WALL ST: L’ORSO E’ GIA’ TORNATO SUI MERCATI

5 Settembre 2002, di Redazione Wall Street Italia

Si e’ rivelato un fuoco di paglia il rally messo a segno dai listini americani nella seduta di mercoledi’. Oggi infatti le borse sono tornate a perdere nettamente terreno, sulla scia delle sconfortanti notizie provenienti dai fronti macroeconomico e societario.

Il Nasdaq ha chiuso a 1.251,00 (-3,20%)
Il Dow Jones a 8.283,70 (-1,68%)
L’S&P 500 a 879,15 (-1,60%)

A livello macroeconomico hanno depresso gli investitori i dati peggiori delle stime sull’ISM servizi di agosto e i sussidi di disoccupazione settimanali.

Praticamente ignoranti invece i dati superiori alle previsioni sugli ordini alle fabbriche di luglio e la produttivita’ del secondo trimestre.

A livello societario non accennano a placarsi le preoccupazioni per la ripresa dei profitti delle aziende. Anche oggi e’ arrivata una raffica di revisioni al ribasso, sia da parte delle aziende stesse che da parte delle banche d’affari.

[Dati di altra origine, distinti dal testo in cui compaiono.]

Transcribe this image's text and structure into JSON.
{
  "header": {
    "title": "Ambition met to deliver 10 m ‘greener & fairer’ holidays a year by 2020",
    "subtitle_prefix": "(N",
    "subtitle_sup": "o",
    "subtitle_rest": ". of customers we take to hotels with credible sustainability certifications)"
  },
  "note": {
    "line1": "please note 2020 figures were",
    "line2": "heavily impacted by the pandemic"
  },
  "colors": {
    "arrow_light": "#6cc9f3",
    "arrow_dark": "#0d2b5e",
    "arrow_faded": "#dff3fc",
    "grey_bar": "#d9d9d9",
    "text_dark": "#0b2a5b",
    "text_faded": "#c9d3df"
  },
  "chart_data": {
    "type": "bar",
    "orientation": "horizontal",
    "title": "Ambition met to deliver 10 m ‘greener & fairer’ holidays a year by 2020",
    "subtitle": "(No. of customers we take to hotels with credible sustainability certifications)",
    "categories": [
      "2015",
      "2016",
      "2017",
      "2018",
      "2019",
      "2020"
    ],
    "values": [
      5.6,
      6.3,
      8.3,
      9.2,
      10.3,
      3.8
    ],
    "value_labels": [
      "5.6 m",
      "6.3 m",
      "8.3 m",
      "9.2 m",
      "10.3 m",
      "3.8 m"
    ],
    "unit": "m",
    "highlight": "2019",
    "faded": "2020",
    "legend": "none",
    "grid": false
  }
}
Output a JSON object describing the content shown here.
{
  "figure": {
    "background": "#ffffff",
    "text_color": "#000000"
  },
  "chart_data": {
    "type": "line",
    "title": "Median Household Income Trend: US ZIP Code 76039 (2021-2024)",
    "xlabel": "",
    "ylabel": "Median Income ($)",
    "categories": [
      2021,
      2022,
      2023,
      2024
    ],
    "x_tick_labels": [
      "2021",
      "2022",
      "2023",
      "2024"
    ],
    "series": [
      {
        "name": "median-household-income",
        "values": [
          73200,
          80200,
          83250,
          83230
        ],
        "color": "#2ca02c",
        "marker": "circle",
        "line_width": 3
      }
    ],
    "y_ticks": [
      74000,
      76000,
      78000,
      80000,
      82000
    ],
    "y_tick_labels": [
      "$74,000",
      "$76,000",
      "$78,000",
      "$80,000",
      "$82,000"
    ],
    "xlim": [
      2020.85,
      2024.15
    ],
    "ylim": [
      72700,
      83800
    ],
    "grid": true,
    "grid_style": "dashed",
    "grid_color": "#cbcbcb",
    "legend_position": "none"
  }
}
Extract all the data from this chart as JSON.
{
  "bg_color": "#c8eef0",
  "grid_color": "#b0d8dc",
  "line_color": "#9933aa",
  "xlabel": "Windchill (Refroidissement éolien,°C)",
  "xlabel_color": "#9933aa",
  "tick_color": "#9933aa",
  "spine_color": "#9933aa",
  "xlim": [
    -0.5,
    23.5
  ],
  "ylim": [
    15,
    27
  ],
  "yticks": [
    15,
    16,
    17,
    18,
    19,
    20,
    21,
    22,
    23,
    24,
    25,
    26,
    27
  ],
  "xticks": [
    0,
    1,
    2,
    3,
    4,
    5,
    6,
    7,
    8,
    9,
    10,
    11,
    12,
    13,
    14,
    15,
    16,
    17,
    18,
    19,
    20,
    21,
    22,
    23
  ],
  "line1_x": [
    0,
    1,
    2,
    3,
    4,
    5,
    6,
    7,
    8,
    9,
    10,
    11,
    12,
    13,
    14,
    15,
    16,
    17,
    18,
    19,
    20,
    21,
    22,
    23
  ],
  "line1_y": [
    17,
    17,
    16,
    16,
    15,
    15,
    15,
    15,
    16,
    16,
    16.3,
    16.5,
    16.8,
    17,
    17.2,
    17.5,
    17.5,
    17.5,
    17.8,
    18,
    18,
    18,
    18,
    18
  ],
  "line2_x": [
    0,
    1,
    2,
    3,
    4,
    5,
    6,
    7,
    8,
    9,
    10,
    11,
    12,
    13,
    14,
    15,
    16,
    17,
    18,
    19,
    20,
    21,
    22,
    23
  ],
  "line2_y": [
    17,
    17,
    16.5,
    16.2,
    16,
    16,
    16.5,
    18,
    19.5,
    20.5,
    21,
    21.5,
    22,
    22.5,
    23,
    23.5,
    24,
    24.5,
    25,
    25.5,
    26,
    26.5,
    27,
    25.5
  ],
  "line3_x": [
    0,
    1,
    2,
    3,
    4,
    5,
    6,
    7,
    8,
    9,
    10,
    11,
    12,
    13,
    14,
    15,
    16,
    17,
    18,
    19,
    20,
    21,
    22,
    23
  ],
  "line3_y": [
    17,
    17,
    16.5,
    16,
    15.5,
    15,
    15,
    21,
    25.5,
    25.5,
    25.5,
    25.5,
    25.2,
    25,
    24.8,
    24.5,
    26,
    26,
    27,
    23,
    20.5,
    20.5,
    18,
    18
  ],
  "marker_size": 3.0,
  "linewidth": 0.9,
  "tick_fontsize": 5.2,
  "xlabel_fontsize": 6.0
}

Banc of America ha emesso una nota negativa sui semiconduttori (SOX), osservando che il settore si trova davanti ad una riduzione delle stime di crescita sul lungo termine. La scure di un altro broker si e’ abbattuta su National Semi
(NSM – Nyse), che mercoledi’ aveva lanciato un warning sulle vendite. La compagnia aerea United Airlines (UAL – Nyse) ha fatto sapere che ad agosto il fatturato e’ diminuito del 13% rispetto a un anno fa. Brutte notizie anche per il settore retail (DJ_RTS). Dalle vendite comparate di agosto sono arrivati infatti segnali piuttosto sconfortanti: in particolare il numero uno del settore Wal-Mart (WMT – Nyse) ha registrato vendite sotto le stime. Sotto pressione anche il comparto software (GSO), dopo la nota negativa di SG Cowen, che ha ridotto rating e stime di Siebel (SEBL – Nasdaq) e BEA Systems (BEAS – Nasdaq).

Gli investitori attendono con trepidazione l’aggiornamento di meta’ trimestre del colosso dei semiconduttori Intel (INTC – Nasdaq), che sara’ comunicato a breve. Gli analisti sono concordi nel ritenere che l’azienda abbassera’ le stime.

Sempre per quanto riguarda il fronte societario, proseguono le preoccupazioni per gli “affari sporchi” delle banche d’affari. L’indagine delle autorita’ USA sulle procedure di assegnazione dei titoli in collocamento sul mercato (IPO) si e’ allargata da Salomon Smith Barney ad altri broker, tra cui Goldman Sachs (GS – Nyse) e Credit Suisse First Boston.

Hanno contribuito infine a deprimere gli investitori la rinnovata debolezza del dollaro nei confronti dell’euro e le tensioni sul fronte geopolitico, dopo il fallito attentato contro il presidente afghano Hamid Karzai e le bombe nella citta’ di Kabul.

Ma non sono mancate alcune buone notizie. Lehman Brothers e RBC Capital Markets ritengono che l’aggiornamento di meta’ trimestre del colosso dei cellulari finlandese Nokia (NOK – Nyse), in calendario il 10 settembre, sara’ positivo. Secondo Dresdner Kleinwort Wasserstein, ad agosto il n.1 delle infrstrutture per le tlc canadese Nortel Networks (NT – Nyse) ha registrato un’impennata dei contratti. Sempre Dresdner ha alzato il rating e le stime sugli utili 2002 del gigante delle tlc AT&T (T – Nyse). Il colosso del largo consumo Procter & Gamble (PG – Nyse) ha rivisto al rialzo gli obiettivi sulle vendite e sugli utili del trimestre che si conclude a settembre.